Besides COVID-19, GE Healthcare buyers deal with other risks including counterfeit and obsolete parts. “We take counterfeit parts seriously because quality is our top priority,” said Kosmowski. “We have a really a robust process that allows us to trace parts back to the manufacturer,” she said.
She said GE Healthcare has close and trusted strategic suppliers for electronic components. “We work directly with the component manufacturer and their authorized distributors,” said Kosmowski. “We go directly to the semiconductor or component manufacturer and discuss the volumes and pricing with them directly. We don’t leave that up to others,” she said.
GE Healthcare uses authorized distributors because “they have full tracking and traceability back to the manufacturer,” she said.
Component obsolescence has always been a supply chain risk management issue in electronics, but it is becoming more acute because the consumer market is a big driver in electronics equipment and consumer products tend to have shorter life cycles than other industrial and medical equipment.

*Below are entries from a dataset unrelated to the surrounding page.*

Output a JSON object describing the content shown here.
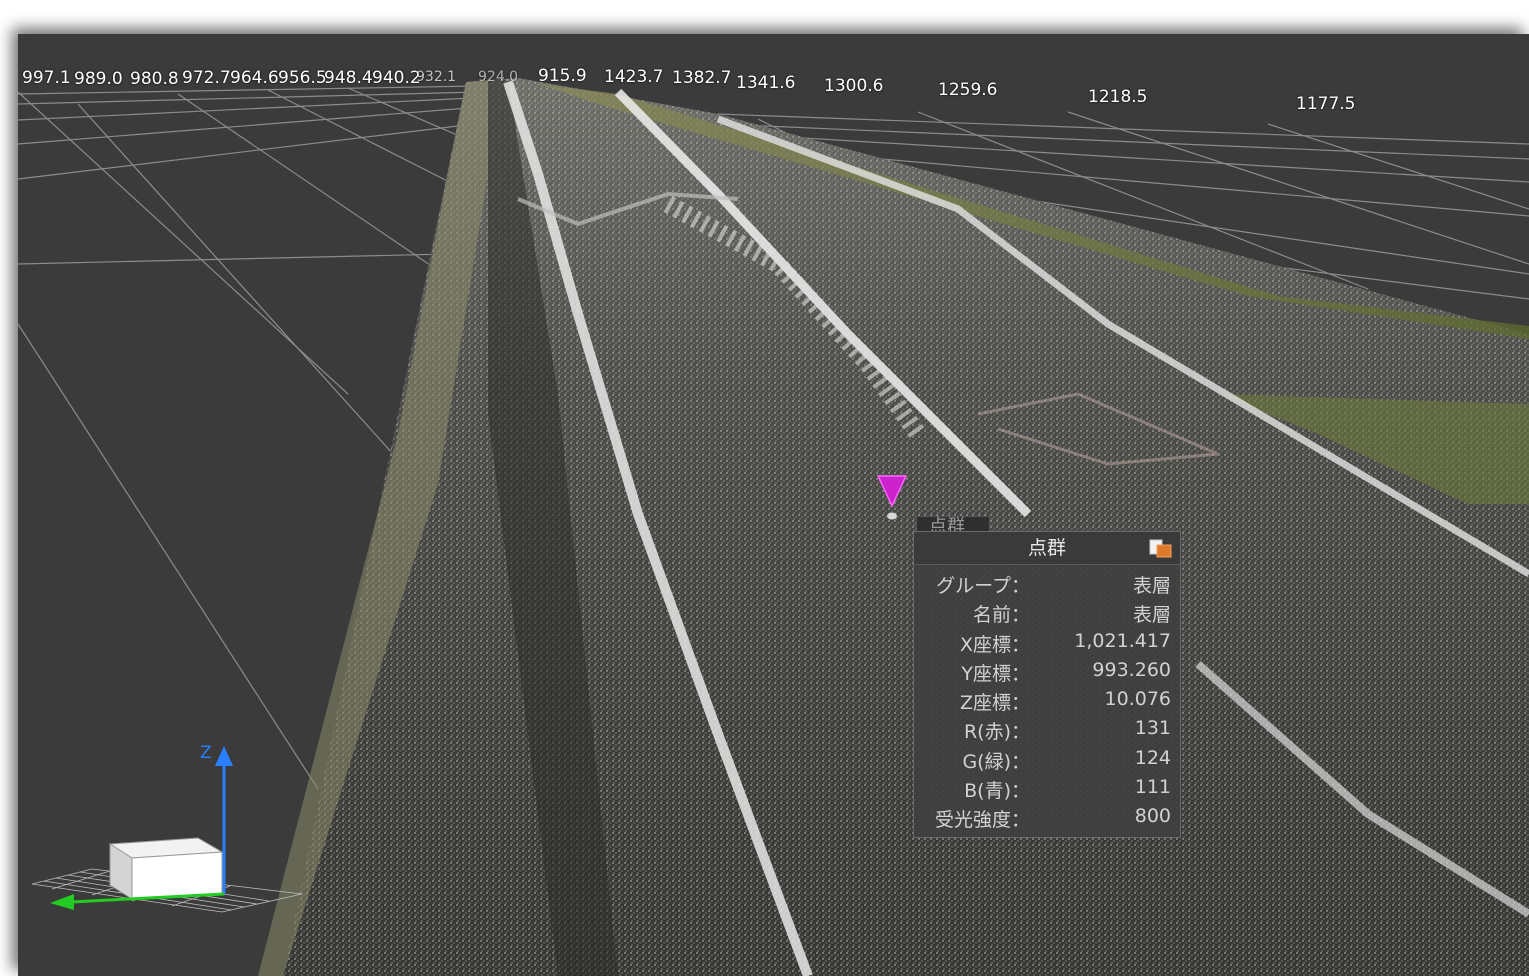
{
  "ruler": {
    "ticks": [
      "997.1",
      "989.0",
      "980.8",
      "972.7",
      "964.6",
      "956.5",
      "948.4",
      "940.2",
      "932.1",
      "924.0",
      "915.9",
      "1423.7",
      "1382.7",
      "1341.6",
      "1300.6",
      "1259.6",
      "1218.5",
      "1177.5"
    ]
  },
  "marker": {
    "color": "#cc22cc"
  },
  "tooltip": {
    "tab_label": "点群",
    "title": "点群",
    "copy_icon": "copy-icon",
    "rows": [
      {
        "label": "グループ：",
        "value": "表層"
      },
      {
        "label": "名前：",
        "value": "表層"
      },
      {
        "label": "X座標：",
        "value": "1,021.417"
      },
      {
        "label": "Y座標：",
        "value": "993.260"
      },
      {
        "label": "Z座標：",
        "value": "10.076"
      },
      {
        "label": "R(赤)：",
        "value": "131"
      },
      {
        "label": "G(緑)：",
        "value": "124"
      },
      {
        "label": "B(青)：",
        "value": "111"
      },
      {
        "label": "受光強度：",
        "value": "800"
      }
    ]
  },
  "gizmo": {
    "z_label": "Z",
    "z_color": "#2a7fff",
    "y_color": "#22cc22"
  }
}
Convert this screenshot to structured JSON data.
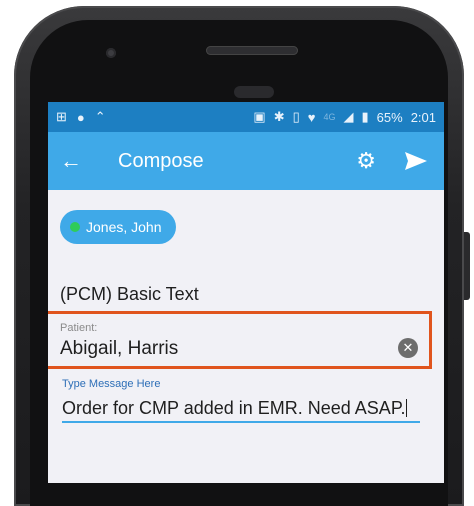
{
  "status_bar": {
    "left_icons": [
      "sim-icon",
      "android-icon",
      "notification-icon"
    ],
    "right_icons": [
      "nfc-icon",
      "bluetooth-icon",
      "vibrate-icon",
      "wifi-icon",
      "lte-icon",
      "signal-icon",
      "battery-icon"
    ],
    "network_label": "4G",
    "battery": "65%",
    "time": "2:01"
  },
  "toolbar": {
    "back_icon": "←",
    "title": "Compose",
    "settings_icon": "gear-icon",
    "send_icon": "send-icon"
  },
  "compose": {
    "recipient_chip": "Jones, John",
    "subject": "(PCM) Basic Text",
    "patient_label": "Patient:",
    "patient_value": "Abigail, Harris",
    "message_label": "Type Message Here",
    "message_text": "Order for CMP added in EMR. Need ASAP."
  },
  "colors": {
    "status_bar": "#1d7fc2",
    "toolbar": "#3fa9e8",
    "highlight": "#e0541d",
    "online_dot": "#2fcc5a"
  }
}
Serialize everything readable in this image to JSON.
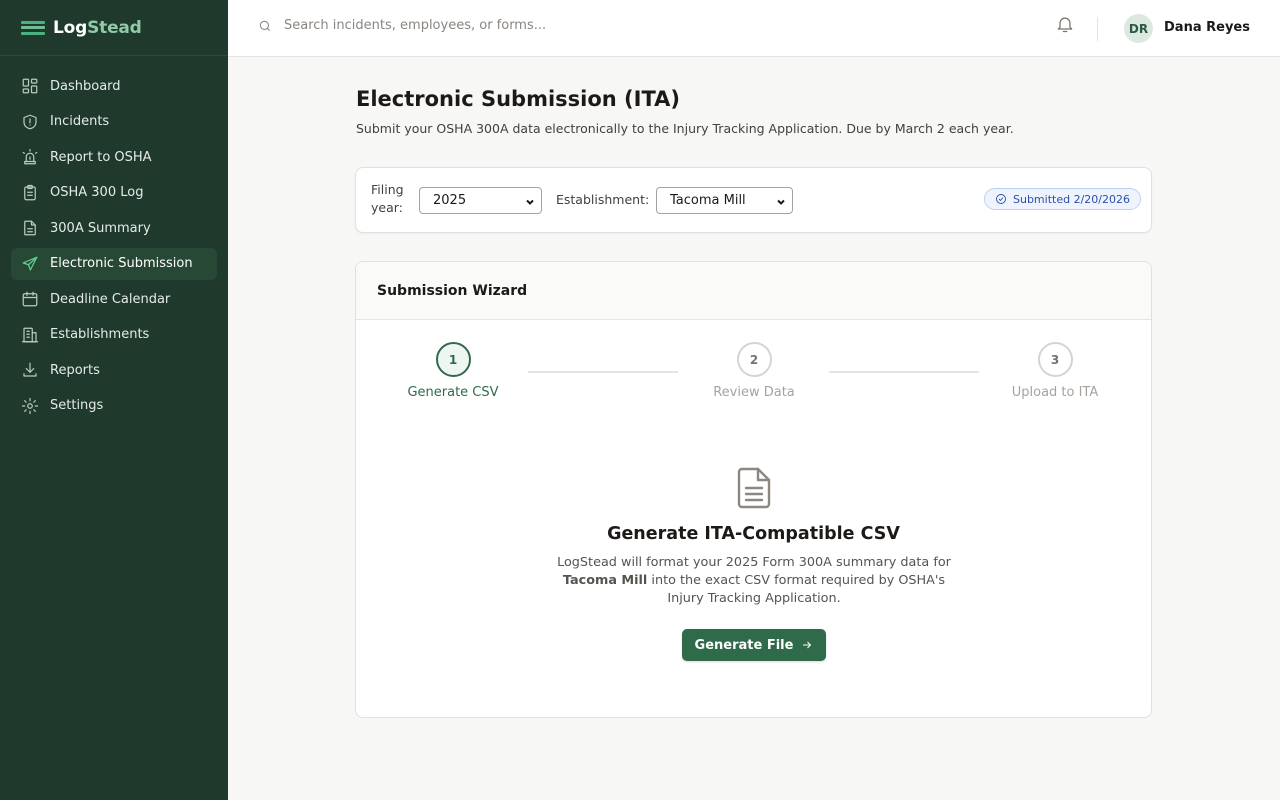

“We have a product lifecycle management that works with our engineering team and suppliers on obsolescence issues,” she said. The idea is to make sure components that may soon go end to life don’t get designed into GE systems. “We’re also monitoring the components that are in our products in the installed base,” said Kosmowski. GE keeps tabs on older components used in GE systems to determine if they will continue to be produced by manufacturers for as long as the GE product will be in the field or manufactured.
Of course, each year component manufacturers send out end of life (EOL) notifications for thousands of parts. GE buyers monitor those notices. If the EOL parts are used in GE products, GE does a return on investment analysis of the product to determine if it should be redesigned using new parts, or if a last time buy should be done with the supplier, or if parts from other suppliers could be used.